Treatments and Prevention

Treatment depends on the underlying cause of the inappropriate urination. For urinary tract infections, antibiotics may be prescribed. Severe or recurring infections may require hospitalization and intravenous fluids. Urinary stones may need to be surgically removed or dissolved with special diets. Medications can help relax the urethra in cases of urinary incontinence or bladder stones. Kidney disease is treated through dietary changes, medications, or dialysis in end-stage cases.

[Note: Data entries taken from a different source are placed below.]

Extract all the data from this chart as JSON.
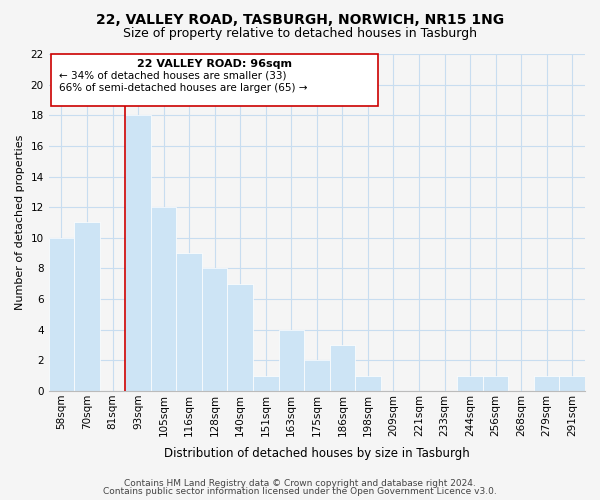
{
  "title": "22, VALLEY ROAD, TASBURGH, NORWICH, NR15 1NG",
  "subtitle": "Size of property relative to detached houses in Tasburgh",
  "xlabel": "Distribution of detached houses by size in Tasburgh",
  "ylabel": "Number of detached properties",
  "bar_labels": [
    "58sqm",
    "70sqm",
    "81sqm",
    "93sqm",
    "105sqm",
    "116sqm",
    "128sqm",
    "140sqm",
    "151sqm",
    "163sqm",
    "175sqm",
    "186sqm",
    "198sqm",
    "209sqm",
    "221sqm",
    "233sqm",
    "244sqm",
    "256sqm",
    "268sqm",
    "279sqm",
    "291sqm"
  ],
  "bar_values": [
    10,
    11,
    0,
    18,
    12,
    9,
    8,
    7,
    1,
    4,
    2,
    3,
    1,
    0,
    0,
    0,
    1,
    1,
    0,
    1,
    1
  ],
  "bar_color": "#cde4f5",
  "highlight_index": 3,
  "ylim": [
    0,
    22
  ],
  "yticks": [
    0,
    2,
    4,
    6,
    8,
    10,
    12,
    14,
    16,
    18,
    20,
    22
  ],
  "annotation_title": "22 VALLEY ROAD: 96sqm",
  "annotation_line1": "← 34% of detached houses are smaller (33)",
  "annotation_line2": "66% of semi-detached houses are larger (65) →",
  "footer_line1": "Contains HM Land Registry data © Crown copyright and database right 2024.",
  "footer_line2": "Contains public sector information licensed under the Open Government Licence v3.0.",
  "bg_color": "#f5f5f5",
  "grid_color": "#c8ddf0",
  "red_line_color": "#cc0000",
  "ann_box_color": "#cc0000",
  "title_fontsize": 10,
  "subtitle_fontsize": 9,
  "ylabel_fontsize": 8,
  "xlabel_fontsize": 8.5,
  "tick_fontsize": 7.5,
  "footer_fontsize": 6.5
}
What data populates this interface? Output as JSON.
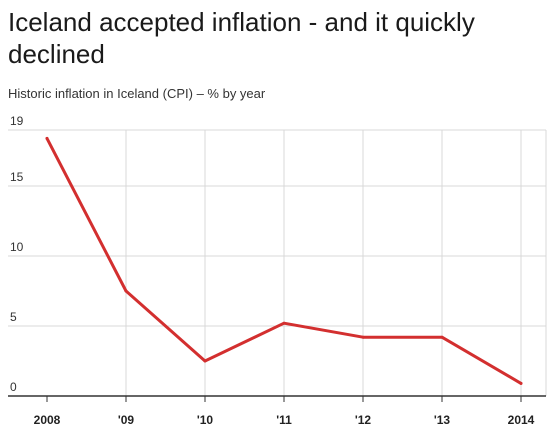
{
  "chart_data": {
    "type": "line",
    "title": "Iceland accepted inflation - and it quickly declined",
    "subtitle": "Historic inflation in Iceland (CPI) – % by year",
    "categories": [
      "2008",
      "'09",
      "'10",
      "'11",
      "'12",
      "'13",
      "2014"
    ],
    "series": [
      {
        "values": [
          18.4,
          7.5,
          2.5,
          5.2,
          4.2,
          4.2,
          0.9
        ]
      }
    ],
    "ylim": [
      0,
      19
    ],
    "yticks": [
      0,
      5,
      10,
      15,
      19
    ],
    "xlabel": "",
    "ylabel": "",
    "grid": true,
    "line_color": "#d32f2f"
  }
}
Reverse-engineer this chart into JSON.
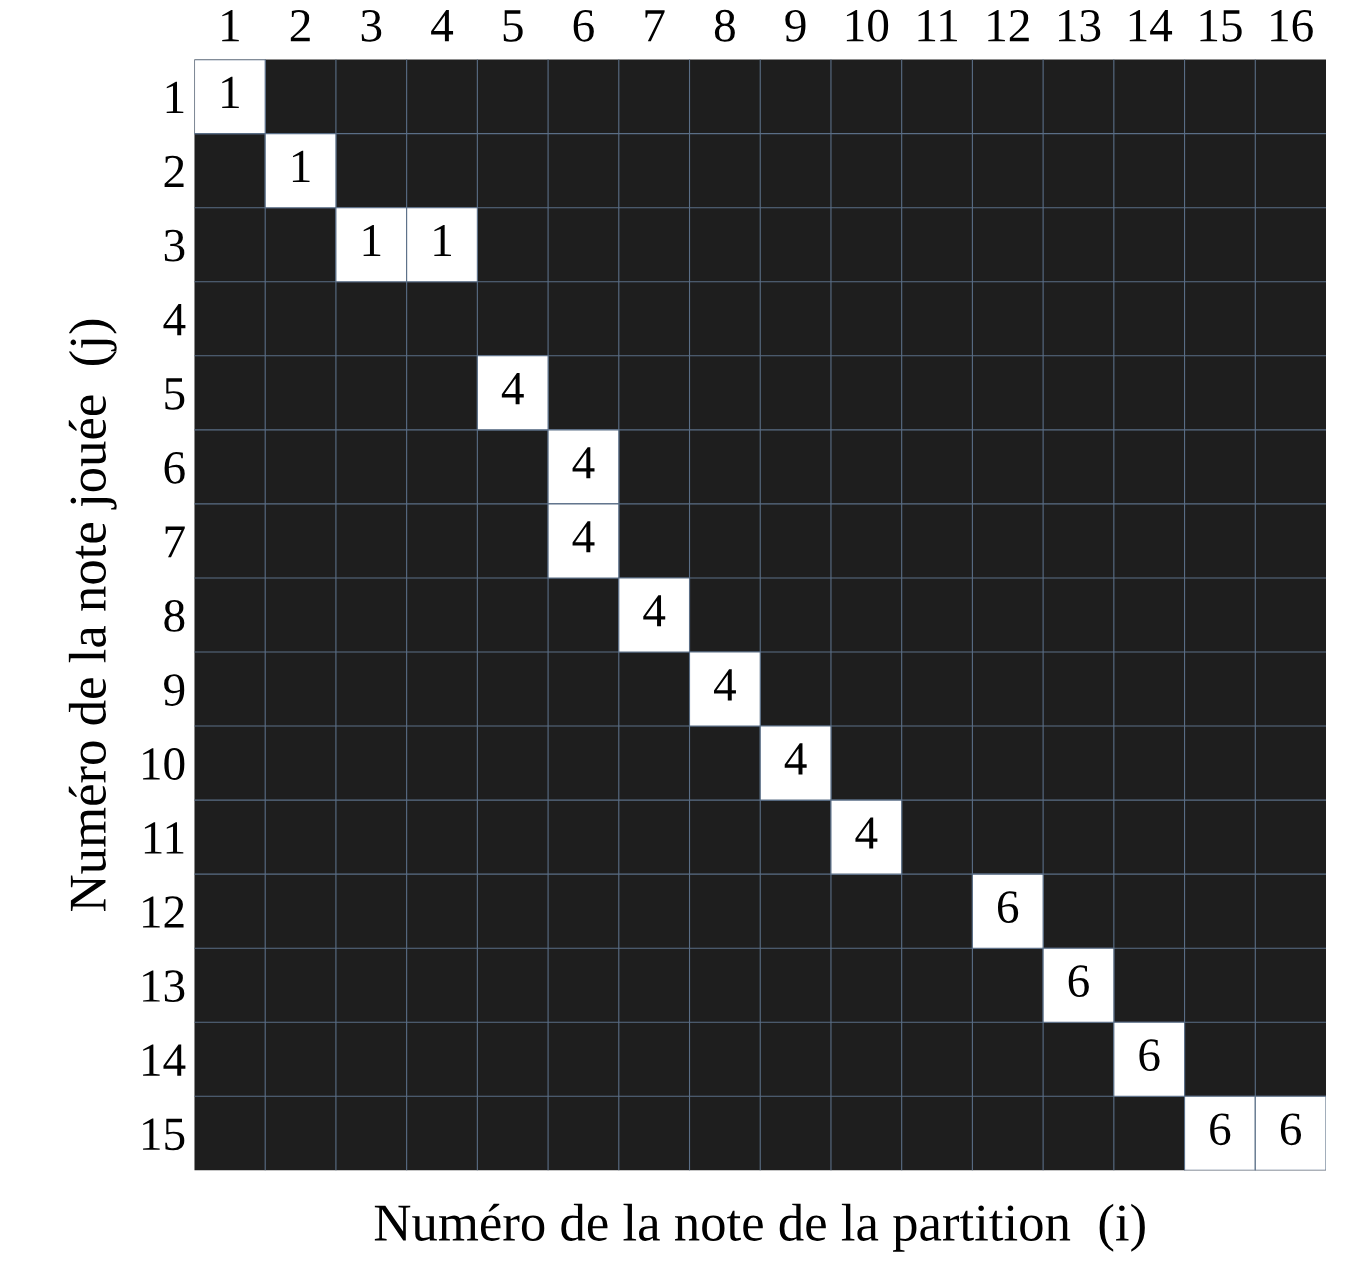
{
  "chart_data": {
    "type": "heatmap",
    "xlabel": "Numéro de la note de la partition  (i)",
    "ylabel": "Numéro de la note jouée  (j)",
    "categories": [
      "1",
      "2",
      "3",
      "4",
      "5",
      "6",
      "7",
      "8",
      "9",
      "10",
      "11",
      "12",
      "13",
      "14",
      "15",
      "16"
    ],
    "y_categories": [
      "1",
      "2",
      "3",
      "4",
      "5",
      "6",
      "7",
      "8",
      "9",
      "10",
      "11",
      "12",
      "13",
      "14",
      "15"
    ],
    "colors": [
      "#1e1e1e",
      "#ffffff"
    ],
    "cells": [
      [
        1,
        null,
        null,
        null,
        null,
        null,
        null,
        null,
        null,
        null,
        null,
        null,
        null,
        null,
        null,
        null
      ],
      [
        null,
        1,
        null,
        null,
        null,
        null,
        null,
        null,
        null,
        null,
        null,
        null,
        null,
        null,
        null,
        null
      ],
      [
        null,
        null,
        1,
        1,
        null,
        null,
        null,
        null,
        null,
        null,
        null,
        null,
        null,
        null,
        null,
        null
      ],
      [
        null,
        null,
        null,
        null,
        null,
        null,
        null,
        null,
        null,
        null,
        null,
        null,
        null,
        null,
        null,
        null
      ],
      [
        null,
        null,
        null,
        null,
        4,
        null,
        null,
        null,
        null,
        null,
        null,
        null,
        null,
        null,
        null,
        null
      ],
      [
        null,
        null,
        null,
        null,
        null,
        4,
        null,
        null,
        null,
        null,
        null,
        null,
        null,
        null,
        null,
        null
      ],
      [
        null,
        null,
        null,
        null,
        null,
        4,
        null,
        null,
        null,
        null,
        null,
        null,
        null,
        null,
        null,
        null
      ],
      [
        null,
        null,
        null,
        null,
        null,
        null,
        4,
        null,
        null,
        null,
        null,
        null,
        null,
        null,
        null,
        null
      ],
      [
        null,
        null,
        null,
        null,
        null,
        null,
        null,
        4,
        null,
        null,
        null,
        null,
        null,
        null,
        null,
        null
      ],
      [
        null,
        null,
        null,
        null,
        null,
        null,
        null,
        null,
        4,
        null,
        null,
        null,
        null,
        null,
        null,
        null
      ],
      [
        null,
        null,
        null,
        null,
        null,
        null,
        null,
        null,
        null,
        4,
        null,
        null,
        null,
        null,
        null,
        null
      ],
      [
        null,
        null,
        null,
        null,
        null,
        null,
        null,
        null,
        null,
        null,
        null,
        6,
        null,
        null,
        null,
        null
      ],
      [
        null,
        null,
        null,
        null,
        null,
        null,
        null,
        null,
        null,
        null,
        null,
        null,
        6,
        null,
        null,
        null
      ],
      [
        null,
        null,
        null,
        null,
        null,
        null,
        null,
        null,
        null,
        null,
        null,
        null,
        null,
        6,
        null,
        null
      ],
      [
        null,
        null,
        null,
        null,
        null,
        null,
        null,
        null,
        null,
        null,
        null,
        null,
        null,
        null,
        6,
        6
      ]
    ],
    "data_labels": true
  }
}
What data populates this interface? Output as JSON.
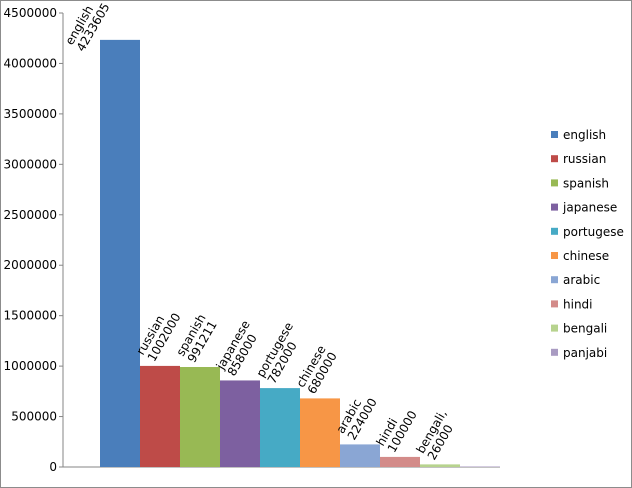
{
  "chart_data": {
    "type": "bar",
    "categories": [
      "english",
      "russian",
      "spanish",
      "japanese",
      "portugese",
      "chinese",
      "arabic",
      "hindi",
      "bengali",
      "panjabi"
    ],
    "series": [
      {
        "name": "english",
        "color": "#4a7ebb"
      },
      {
        "name": "russian",
        "color": "#be4b48"
      },
      {
        "name": "spanish",
        "color": "#98b954"
      },
      {
        "name": "japanese",
        "color": "#7d60a0"
      },
      {
        "name": "portugese",
        "color": "#46aac5"
      },
      {
        "name": "chinese",
        "color": "#f79646"
      },
      {
        "name": "arabic",
        "color": "#8aa6d4"
      },
      {
        "name": "hindi",
        "color": "#d38b89"
      },
      {
        "name": "bengali",
        "color": "#b7d38e"
      },
      {
        "name": "panjabi",
        "color": "#a99bc2"
      }
    ],
    "values": [
      4233605,
      1002000,
      991211,
      858000,
      782000,
      680000,
      224000,
      100000,
      26000,
      5000
    ],
    "value_labels": [
      [
        "english",
        "4233605"
      ],
      [
        "russian",
        "1002000"
      ],
      [
        "spanish",
        "991211"
      ],
      [
        "japanese",
        "858000"
      ],
      [
        "portugese",
        "782000"
      ],
      [
        "chinese",
        "680000"
      ],
      [
        "arabic",
        "224000"
      ],
      [
        "hindi",
        "100000"
      ],
      [
        "bengali,",
        "26000"
      ],
      null
    ],
    "ylim": [
      0,
      4500000
    ],
    "yticks": [
      0,
      500000,
      1000000,
      1500000,
      2000000,
      2500000,
      3000000,
      3500000,
      4000000,
      4500000
    ],
    "legend": "right"
  }
}
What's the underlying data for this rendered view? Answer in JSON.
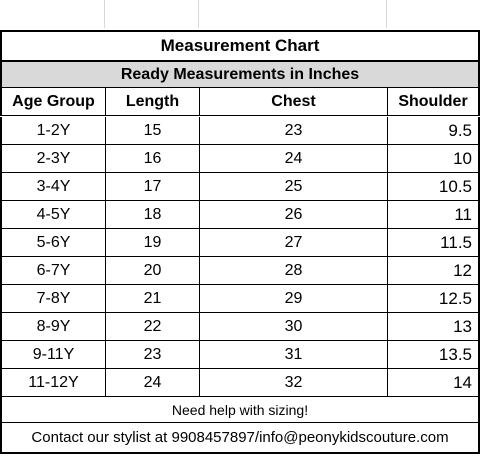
{
  "table": {
    "title": "Measurement Chart",
    "subtitle": "Ready Measurements in Inches",
    "headers": [
      "Age Group",
      "Length",
      "Chest",
      "Shoulder"
    ],
    "rows": [
      [
        "1-2Y",
        "15",
        "23",
        "9.5"
      ],
      [
        "2-3Y",
        "16",
        "24",
        "10"
      ],
      [
        "3-4Y",
        "17",
        "25",
        "10.5"
      ],
      [
        "4-5Y",
        "18",
        "26",
        "11"
      ],
      [
        "5-6Y",
        "19",
        "27",
        "11.5"
      ],
      [
        "6-7Y",
        "20",
        "28",
        "12"
      ],
      [
        "7-8Y",
        "21",
        "29",
        "12.5"
      ],
      [
        "8-9Y",
        "22",
        "30",
        "13"
      ],
      [
        "9-11Y",
        "23",
        "31",
        "13.5"
      ],
      [
        "11-12Y",
        "24",
        "32",
        "14"
      ]
    ],
    "help_text": "Need help with sizing!",
    "contact_text": "Contact our stylist at 9908457897/info@peonykidscouture.com"
  },
  "colors": {
    "subtitle_background": "#d9d9d9",
    "border": "#000000",
    "gridline": "#d9d9d9"
  }
}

There are several ways to help prevent inappropriate urination:

  • Increase water consumption by feeding wet food, adding water to dry food, or using a cat fountain.
  • Feed a urinary health diet to promote dilution of urine.
  • Provide plenty of litter boxes, cleaned daily.
  • Use calming plugins like Feliway to reduce stress.
  • Limit changes to feeding schedules or litter box location.
  • Have annual vet checkups to monitor for early signs of disease.

With prompt treatment guided by a veterinarian, most cats can overcome urinary tract issues and lead happy, healthy lives.